What Does It Really Take to Photograph Adventure Elopements?

July 29, 2019

By Maddie Mae

All Photos © Adventure Instead

I’m a huge believer that an “adventure elopement” can mean almost anything you want it to mean. It certainly doesn’t need to involve hiking or climbing a mountain—though hiking a new trail is one of my favorite forms of adventure. I’ve had amazing adventures with couples riding up a 4×4 road in a Jeep for their sunrise elopement in Uco Valley, Argentina, and spending the evening in a vineyard. Or eloping on a beach on the Greek island Milos, then taking a helicopter to Santorini for dinner and sunset photos overlooking the caldera. Or going on a road trip to four different locations all over the south coast of Iceland. An “adventure” is a new and exciting experience that can happen in almost any location.

In the five years that I’ve been in business photographing more than 130 elopements—all over my home state of Colorado, in 14 other states and in 16 countries—I’ve encountered one big myth that has never ceased to baffle me: Photographing outdoor adventure elopements is an easy job.

People think that when you subtract hundreds of guests and add a pretty outdoor location, elopements are like photographing a glorified styled shoot. The perception is that elopements must be less difficult and less work than a big wedding, because there are only two people to photograph.

This myth is why a lot of photographers mistakenly charge less for elopements than for the same coverage of a big wedding.
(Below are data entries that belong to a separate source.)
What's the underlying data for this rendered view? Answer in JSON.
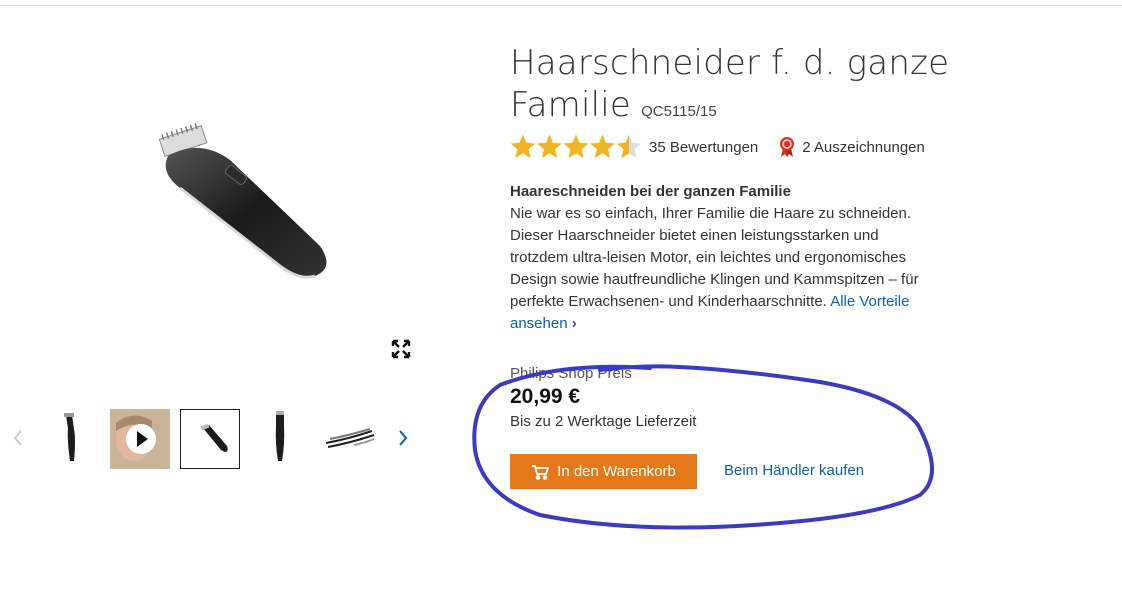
{
  "product": {
    "title": "Haarschneider f. d. ganze Familie",
    "model": "QC5115/15"
  },
  "rating": {
    "stars": 4.5,
    "reviews_text": "35 Bewertungen",
    "awards_text": "2 Auszeichnungen"
  },
  "description": {
    "heading": "Haareschneiden bei der ganzen Familie",
    "body": "Nie war es so einfach, Ihrer Familie die Haare zu schneiden. Dieser Haarschneider bietet einen leistungsstarken und trotzdem ultra-leisen Motor, ein leichtes und ergonomisches Design sowie hautfreundliche Klingen und Kammspitzen – für perfekte Erwachsenen- und Kinderhaarschnitte.",
    "link_text": "Alle Vorteile ansehen",
    "link_chevron": "›"
  },
  "pricing": {
    "label": "Philips Shop Preis",
    "price": "20,99 €",
    "delivery": "Bis zu 2 Werktage Lieferzeit"
  },
  "actions": {
    "cart_label": "In den Warenkorb",
    "dealer_label": "Beim Händler kaufen"
  },
  "gallery": {
    "selected_index": 2,
    "thumbnails": [
      "side-view",
      "video",
      "angled-view",
      "upright-view",
      "comb-attachments"
    ]
  },
  "colors": {
    "accent": "#e3791b",
    "link": "#0e5fa3",
    "star": "#f0b323",
    "annotation": "#3b3bbf"
  }
}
I’ve even seen photographers do “elopement giveaways” or offer to travel to shoot destination elopements for free under the assumption that they are a lot less work, that they almost always go according to plan and that the photographers, in return, will be guaranteed to get game-changing, portfolio-building images.

 These false assumptions create enormous issues for both eloping couples and photographers, affecting how couples feel about the experience of their day, the photographer who took the photos and the images themselves.

 Let me explain. 

A huge gust of Icelandic wind swept through right as Megan and Payton popped off the cork of their Champagne bottle. 

Truth #1: Elopements are more work than big weddings—if you’re doing them correctly.

When I wrote out and numbered my “workflow” steps for elopements, I realized that each elopement I photograph has a minimum of 20 unique steps before I even photograph their day. That’s more than double the workflow steps I had when I photographed big weddings full-time. 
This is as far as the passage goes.